Contrast-enhanced ultrasound of solid pancreatic head lesions: a prospective study.

Abstract

To evaluate the role of contrast-enhanced ultrasound (CEUS) in the differential diagnosis of solid pancreatic head lesions (SPHL). This prospective study comprised consecutive patients with SPHL who underwent CEUS evaluation of the pancreas. Findings recorded at CEUS were enhancement patterns (degree, completeness, centripetal enhancement, and percentage enhancement) and presence of central vessels. In addition, time to peak (TTP) and washout time (WT) were recorded. The final diagnosis was based on histopathology or cytology. Multivariate analysis was performed to identify parameters that were significantly associated with pancreatic ductal adenocarcinoma (PDAC). Ninety-eight patients (median age 53.8 years, 59 males) were evaluated. The final diagnosis was PDAC (n = 64, 65.3%), inflammatory mass (n = 16, 16.3%), neuroendocrine tumor (NET, n = 14, 14.3%), and other tumors (n = 4, 4.1%). Hypoenhancement, incomplete enhancement, and centripetal enhancement were significantly more common in PDAC than non-PDAC lesions (p = 0.001, p = 0.031, and p = 0.002, respectively). Central vessels were present in a significantly greater number of non-PDAC lesions (p = 0.0001).
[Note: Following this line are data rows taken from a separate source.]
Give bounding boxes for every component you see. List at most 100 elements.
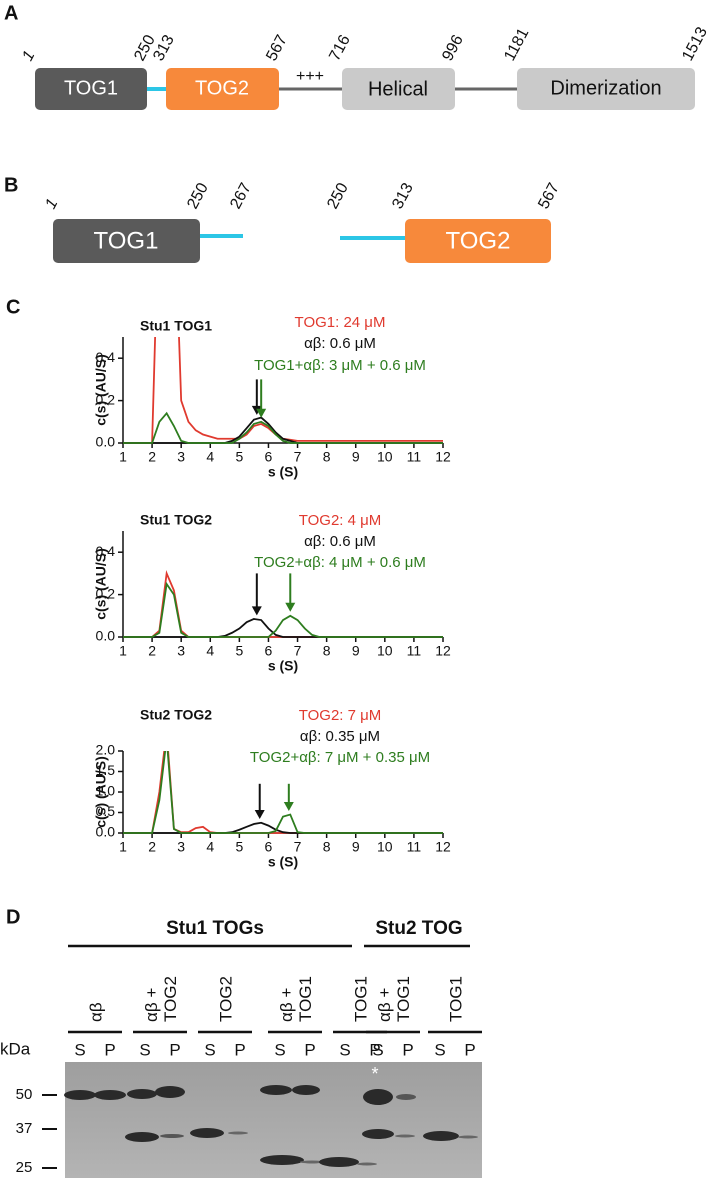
lane-label: αβ +: [375, 988, 394, 1022]
legend-entry: TOG1: 24 μM: [295, 314, 386, 331]
marker-label: 37: [16, 1120, 33, 1137]
x-tick-label: 1: [119, 643, 127, 659]
x-tick-label: 4: [206, 643, 214, 659]
fraction-label: S: [434, 1040, 445, 1059]
fraction-label: P: [402, 1040, 413, 1059]
legend-entry: TOG2: 7 μM: [299, 707, 382, 724]
domain-label: TOG2: [446, 227, 511, 254]
x-tick-label: 9: [352, 643, 360, 659]
fraction-label: S: [274, 1040, 285, 1059]
fraction-label: S: [139, 1040, 150, 1059]
charge-label: +++: [296, 68, 324, 85]
domain-box: [166, 68, 279, 110]
x-tick-label: 6: [265, 449, 273, 465]
y-tick-label: 1.0: [96, 783, 116, 799]
panel-label: C: [6, 296, 20, 318]
domain-box: [35, 68, 147, 110]
y-tick-label: 0.5: [96, 803, 116, 819]
series-line: [123, 821, 443, 834]
x-tick-label: 10: [377, 839, 393, 855]
domain-label: TOG2: [195, 77, 249, 99]
x-tick-label: 3: [177, 449, 185, 465]
x-tick-label: 5: [235, 449, 243, 465]
x-tick-label: 2: [148, 449, 156, 465]
series-line: [123, 618, 443, 638]
x-tick-label: 2: [148, 839, 156, 855]
position-label: 996: [439, 32, 467, 64]
position-label: 313: [389, 180, 417, 212]
position-label: 1513: [679, 24, 711, 64]
x-tick-label: 10: [377, 449, 393, 465]
x-tick-label: 11: [407, 839, 422, 855]
y-tick-label: 2.0: [96, 742, 116, 758]
y-axis-label: c(s) (AU/S): [93, 354, 109, 426]
arrow: [256, 379, 267, 418]
arrow: [283, 783, 294, 811]
fraction-label: P: [104, 1040, 115, 1059]
x-tick-label: 2: [148, 643, 156, 659]
position-label: 567: [535, 180, 563, 212]
x-tick-label: 8: [323, 643, 331, 659]
group-label: Stu2 TOG: [375, 918, 462, 939]
arrow: [254, 783, 265, 819]
fraction-label: P: [464, 1040, 475, 1059]
x-tick-label: 4: [206, 449, 214, 465]
y-axis-label: c(s) (AU/S): [93, 548, 109, 620]
legend-entry: TOG2+αβ: 4 μM + 0.6 μM: [254, 554, 426, 571]
domain-box: [405, 219, 551, 263]
fraction-label: S: [372, 1040, 383, 1059]
x-tick-label: 9: [352, 839, 360, 855]
domain-box: [517, 68, 695, 110]
arrow-head: [251, 606, 262, 616]
x-tick-label: 7: [294, 839, 302, 855]
position-label: 1181: [501, 25, 532, 63]
lane-label: TOG1: [446, 976, 465, 1022]
y-tick-label: 0.4: [96, 349, 116, 365]
arrow: [285, 573, 296, 612]
domain-label: TOG1: [64, 77, 118, 99]
lane-label: αβ: [86, 1002, 105, 1022]
fraction-label: S: [339, 1040, 350, 1059]
gel-bands: [64, 1085, 478, 1167]
y-tick-label: 0.0: [96, 628, 116, 644]
y-axis-label: c(s) (AU/S): [93, 756, 109, 828]
position-label: 1: [19, 48, 38, 64]
x-tick-label: 7: [294, 643, 302, 659]
legend-entry: αβ: 0.6 μM: [304, 533, 376, 550]
series-line: [123, 581, 443, 638]
y-tick-label: 0.2: [96, 391, 116, 407]
domain-box: [53, 219, 200, 263]
chart-title: Stu1 TOG1: [140, 318, 212, 334]
position-label: 313: [150, 32, 178, 64]
x-tick-label: 9: [352, 449, 360, 465]
fraction-label: S: [204, 1040, 215, 1059]
arrow-head: [285, 602, 296, 612]
position-label: 267: [227, 180, 255, 212]
legend-entry: TOG2: 4 μM: [299, 512, 382, 529]
x-tick-label: 5: [235, 643, 243, 659]
lane-label: TOG1: [351, 976, 370, 1022]
y-tick-label: 0.0: [96, 824, 116, 840]
x-tick-label: 8: [323, 839, 331, 855]
series-line: [123, 411, 443, 444]
x-axis-label: s (S): [268, 464, 298, 480]
legend-entry: TOG1+αβ: 3 μM + 0.6 μM: [254, 357, 426, 374]
panel-label: D: [6, 906, 20, 928]
x-tick-label: 1: [119, 449, 127, 465]
y-tick-label: 0.4: [96, 543, 116, 559]
marker-label: 50: [16, 1086, 33, 1103]
y-tick-label: 1.5: [96, 762, 116, 778]
position-label: 1: [42, 196, 61, 212]
lane-label: TOG1: [296, 976, 315, 1022]
group-label: Stu1 TOGs: [166, 918, 264, 939]
series-line: [123, 751, 443, 834]
domain-box: [342, 68, 455, 110]
legend-entry: TOG2+αβ: 7 μM + 0.35 μM: [250, 749, 430, 766]
position-label: 250: [324, 180, 352, 212]
lane-label: TOG2: [216, 976, 235, 1022]
position-label: 567: [263, 32, 291, 64]
arrow-head: [256, 408, 267, 418]
fraction-label: P: [369, 1040, 380, 1059]
chart-title: Stu1 TOG2: [140, 512, 212, 528]
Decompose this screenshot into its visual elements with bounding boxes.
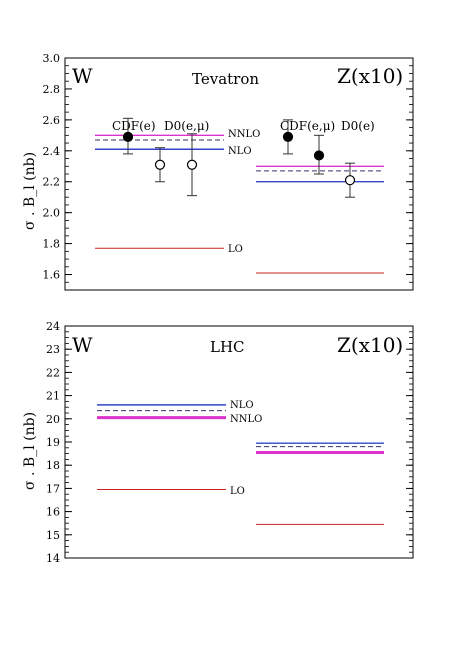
tevatron-title: Tevatron: [192, 70, 259, 88]
tevatron-data-points: [122, 117, 356, 198]
tevatron-y-axis: 1.6 1.8 2.0 2.2 2.4 2.6 2.8 3.0: [43, 52, 413, 291]
tevatron-ytick-label: 1.8: [43, 238, 61, 251]
lhc-order-label-nlo: NLO: [230, 400, 254, 411]
lhc-ytick-label: 21: [46, 390, 60, 403]
tevatron-data-point-w: [122, 131, 134, 142]
tevatron-ytick-label: 2.6: [43, 114, 61, 127]
lhc-ytick-label: 14: [46, 552, 60, 565]
lhc-plot-frame: [64, 325, 414, 559]
tevatron-order-label-nlo: NLO: [228, 146, 252, 157]
tevatron-exp-label-w-cdf: CDF(e): [112, 119, 156, 133]
lhc-prediction-lines: [97, 404, 384, 525]
tevatron-data-point-z: [282, 131, 294, 142]
tevatron-ytick-label: 1.6: [43, 269, 61, 282]
tevatron-data-point-z: [344, 175, 356, 186]
tevatron-ytick-label: 2.2: [43, 176, 61, 189]
lhc-ytick-label: 15: [46, 529, 60, 542]
tevatron-exp-label-w-d0: D0(e,μ): [164, 119, 209, 133]
tevatron-exp-label-z-cdf: CDF(e,μ): [280, 119, 335, 133]
tevatron-ytick-label: 2.0: [43, 207, 61, 220]
lhc-ytick-label: 22: [46, 366, 60, 379]
lhc-ytick-label: 19: [46, 436, 60, 449]
lhc-ytick-label: 16: [46, 506, 60, 519]
tevatron-order-label-lo: LO: [228, 244, 243, 255]
tevatron-ytick-label: 3.0: [43, 52, 61, 65]
tevatron-ytick-label: 2.4: [43, 145, 61, 158]
lhc-title: LHC: [210, 338, 245, 356]
lhc-order-label-lo: LO: [230, 486, 245, 497]
tevatron-data-point-z: [313, 150, 325, 161]
lhc-ytick-label: 20: [46, 413, 60, 426]
tevatron-data-point-w: [154, 159, 166, 170]
tevatron-corner-right: Z(x10): [337, 64, 403, 88]
tevatron-y-label: σ . B_l (nb): [22, 152, 38, 230]
lhc-ytick-label: 17: [46, 482, 60, 495]
tevatron-ytick-label: 2.8: [43, 83, 61, 96]
lhc-ytick-label: 24: [46, 320, 60, 333]
tevatron-exp-label-z-d0: D0(e): [341, 119, 375, 133]
lhc-order-label-nnlo: NNLO: [230, 414, 262, 425]
tevatron-panel: 1.6 1.8 2.0 2.2 2.4 2.6 2.8 3.0 W Tevatron Z(x1…: [22, 52, 414, 291]
tevatron-order-label-nnlo: NNLO: [228, 129, 260, 140]
lhc-y-axis: 14 15 16 17 18 19 20 21 22 23 24: [46, 320, 413, 565]
lhc-corner-left: W: [72, 333, 93, 357]
lhc-ytick-label: 23: [46, 343, 60, 356]
tevatron-corner-left: W: [72, 64, 93, 88]
tevatron-plot-frame: [64, 57, 414, 291]
lhc-ytick-label: 18: [46, 459, 60, 472]
lhc-y-label: σ . B_l (nb): [22, 412, 38, 490]
lhc-corner-right: Z(x10): [337, 333, 403, 357]
tevatron-data-point-w: [186, 159, 198, 170]
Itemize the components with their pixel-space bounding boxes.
Hypoenhancement with < 30% enhancement at CEUS had sensitivity and specificity of 80.6% and 67.7%, respectively, for PDAC. There was no significant difference in the TTP and WT between PDAC and non - PDAC lesions. However, the WT was significantly shorter in PDAC compared to NET (p = 0.011). In multivariate analysis, lack of central vessels was significantly associated with a PDAC diagnosis. CEUS is a useful tool for the evaluation of SPHL. CEUS can be incorporated into the diagnostic algorithm to differentiate PDAC from non-PDAC lesions. • Hypoenhancement and incomplete enhancement at CEUS were significantly more common in PDAC than in non-PDAC. • Central vessels at CEUS were significantly associated with PDAC. • There was no difference in TTP and WT between PDAC and non-PDAC lesions.